Sanofi Aktie: 229 Stellen bei Blueprint Medicines
Veröffentlicht am: 18.08.2026 um 06:18 Uhr | Redaktion boerse-global.de
Sanofi setzt den Rotstift bei seiner im vergangenen Jahr erworbenen US-Tochter Blueprint Medicines an. Der Pharmakonzern bestätigte heute die Entlassung von 229 Mitarbeitern am Standort Cambridge.
Dieser Schritt erfolgt im Rahmen der Integration nach der 9,5 Milliarden US-Dollar schweren Übernahme, die im Juli 2025 abgeschlossen wurde. Die personellen Einschnitte sollen nach Unternehmensangaben zwischen dem 9. Oktober 2026 und dem 25. Juni 2027 umgesetzt werden.
Strategische Portfolio-Bereinigung und Forschungsstopps
Neben dem Personalabbau bereinigt Sanofi konsequent seine Forschungs-Pipeline. Wie das Unternehmen am Freitag mitteilte, wurde eine Phase-1-Studie zur Dosiseskalation des experimentellen Krebsmedikaments SAR442257 beendet. Der Wirkstoff war für die Behandlung von Patienten mit rezidiviertem multiplen Myelom und Non-Hodgkin-Lymphom vorgesehen.
Bereits am 5. August hatte Sanofi zudem eine Phase-2-Studie des Antikörpers SAR445399 im Bereich der Bronchiektasie gestoppt. In beiden Fällen nannte der Konzern strategische Geschäftsgründe und eine allgemeine Priorisierung des Portfolios als Ursache für den Abbruch der klinischen Untersuchungen.
Parallel zu diesen Kürzungen investiert der Konzern gezielt in neue Partnerschaften. So beteiligte sich Sanofi am 6. August am Börsengang von Attovia Therapeutics. Dabei wandelte das Unternehmen zunächst Vorzugsaktien in Stammaktien um und erwarb zusätzlich 300.000 Stammanteile zu einem Preis von 17,00 US-Dollar pro Aktie.
Zulassungserfolge in den USA und Europa
Trotz der Konsolidierung in der frühen Forschung meldet Sanofi Fortschritte bei der Vermarktung fortgeschrittener Projekte. Am 11. August erteilte die US-Gesundheitsbehörde FDA die Zulassung für isatuximab-irfc (Sarclisa Escena) zur subkutanen Injektion bei erwachsenen Patienten mit multiplem Myelom. Die Entscheidung stützt sich auf Daten der Phase-3-Studie IRAKLIA.

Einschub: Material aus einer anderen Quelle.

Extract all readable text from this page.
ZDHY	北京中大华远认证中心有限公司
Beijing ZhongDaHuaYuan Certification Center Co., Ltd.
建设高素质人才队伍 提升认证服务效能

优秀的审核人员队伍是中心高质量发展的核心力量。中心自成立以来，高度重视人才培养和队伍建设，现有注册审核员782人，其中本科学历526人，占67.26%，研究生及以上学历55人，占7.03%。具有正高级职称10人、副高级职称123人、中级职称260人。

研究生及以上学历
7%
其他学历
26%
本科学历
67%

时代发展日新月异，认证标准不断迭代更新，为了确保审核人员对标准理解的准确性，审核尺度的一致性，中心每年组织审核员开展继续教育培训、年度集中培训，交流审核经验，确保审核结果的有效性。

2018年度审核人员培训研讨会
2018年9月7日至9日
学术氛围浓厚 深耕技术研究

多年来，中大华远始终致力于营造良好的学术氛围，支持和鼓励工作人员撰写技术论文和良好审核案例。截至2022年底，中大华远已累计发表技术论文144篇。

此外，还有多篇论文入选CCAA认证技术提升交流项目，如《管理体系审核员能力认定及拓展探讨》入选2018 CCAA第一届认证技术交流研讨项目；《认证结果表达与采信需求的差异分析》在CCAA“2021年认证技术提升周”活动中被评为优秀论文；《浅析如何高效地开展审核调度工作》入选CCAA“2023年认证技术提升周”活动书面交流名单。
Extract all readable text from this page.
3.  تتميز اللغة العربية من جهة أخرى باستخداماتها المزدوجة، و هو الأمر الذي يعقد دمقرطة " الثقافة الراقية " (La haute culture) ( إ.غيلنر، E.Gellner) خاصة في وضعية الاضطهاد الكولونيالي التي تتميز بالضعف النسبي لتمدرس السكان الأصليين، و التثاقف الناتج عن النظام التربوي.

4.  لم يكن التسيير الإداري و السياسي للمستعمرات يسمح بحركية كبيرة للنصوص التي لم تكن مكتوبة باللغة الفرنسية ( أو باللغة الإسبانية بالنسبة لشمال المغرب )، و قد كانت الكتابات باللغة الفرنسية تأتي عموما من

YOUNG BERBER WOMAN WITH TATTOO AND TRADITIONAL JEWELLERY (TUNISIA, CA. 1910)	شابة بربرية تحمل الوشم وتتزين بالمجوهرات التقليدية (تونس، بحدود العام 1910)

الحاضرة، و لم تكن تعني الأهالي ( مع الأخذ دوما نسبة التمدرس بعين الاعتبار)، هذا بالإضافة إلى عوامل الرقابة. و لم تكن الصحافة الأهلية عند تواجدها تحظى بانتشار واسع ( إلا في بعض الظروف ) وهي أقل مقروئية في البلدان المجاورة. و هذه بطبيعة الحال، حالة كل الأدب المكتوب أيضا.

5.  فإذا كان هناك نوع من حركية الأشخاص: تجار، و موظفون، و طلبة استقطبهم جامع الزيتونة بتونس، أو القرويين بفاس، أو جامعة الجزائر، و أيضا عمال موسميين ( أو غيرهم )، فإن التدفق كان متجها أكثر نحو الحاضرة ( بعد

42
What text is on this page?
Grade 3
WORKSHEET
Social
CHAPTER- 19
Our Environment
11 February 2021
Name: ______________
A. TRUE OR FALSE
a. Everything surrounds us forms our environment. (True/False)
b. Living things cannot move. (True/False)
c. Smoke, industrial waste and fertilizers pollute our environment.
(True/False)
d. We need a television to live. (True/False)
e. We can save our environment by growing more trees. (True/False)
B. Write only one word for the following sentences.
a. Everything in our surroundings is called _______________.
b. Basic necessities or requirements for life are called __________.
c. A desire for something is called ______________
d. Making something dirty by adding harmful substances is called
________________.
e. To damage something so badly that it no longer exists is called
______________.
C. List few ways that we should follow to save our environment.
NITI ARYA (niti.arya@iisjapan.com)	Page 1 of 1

Auch in Europa konnte der Konzern einen Erfolg verbuchen: Die Europäische Kommission genehmigte am 4. August eine Indikationserweiterung für den Impfstoff MenQuadfi, der nun bereits bei Säuglingen ab einem Alter von sechs Wochen zum Schutz gegen Meningokokken eingesetzt werden darf.
Auf regionaler Ebene zeigt zudem die Tochtergesellschaft Sanofi India eine stabile Entwicklung. Diese meldete am 6. August für das zweite Quartal 2026 einen Anstieg des Vorsteuergewinns um 19 % auf 112 Crore Rupien. Getrieben wurde dieses Ergebnis maßgeblich durch ein Wachstum von 14 % im Portfolio für Diabetes und Insulin.
Marktposition und charttechnische Lage
An der Börse konnte die Aktie am gestrigen Montag um 1,1 % zulegen und schloss bei 76,32 €. Damit notiert das Papier aktuell rund 1,0 % über seinem gleitenden Durchschnitt der vergangenen 50 Tage, was auf eine kurzfristige Stabilisierung hindeutet. Dennoch bleibt die Bilanz für das laufende Jahr getrübt: Seit Jahresbeginn verzeichnet die Aktie ein Minus von 8,0 %.
Während institutionelle Investoren wie Quantinno Capital Management ihre Beteiligung laut entsprechenden Pflichtmitteilungen zuletzt deutlich aufstockten, reagierten Analystenhäuser zurückhaltender. Medienberichten zufolge wurde der Wert am 9. August von „Buy“ auf „Hold“ abgestuft.
Ein wichtiger Termin für Anleger steht am 2. September an, wenn Sanofi seine Strategie auf dem Jefferies Swiss Healthcare Seminar in Zürich präsentieren wird. Zudem unterstreicht das Unternehmen seine langfristigen sozialen Ziele durch eine am Donnerstag bekannt gegebene Kooperation mit UNICEF zur Verbesserung der Impfquoten bei Kindern in Südafrika.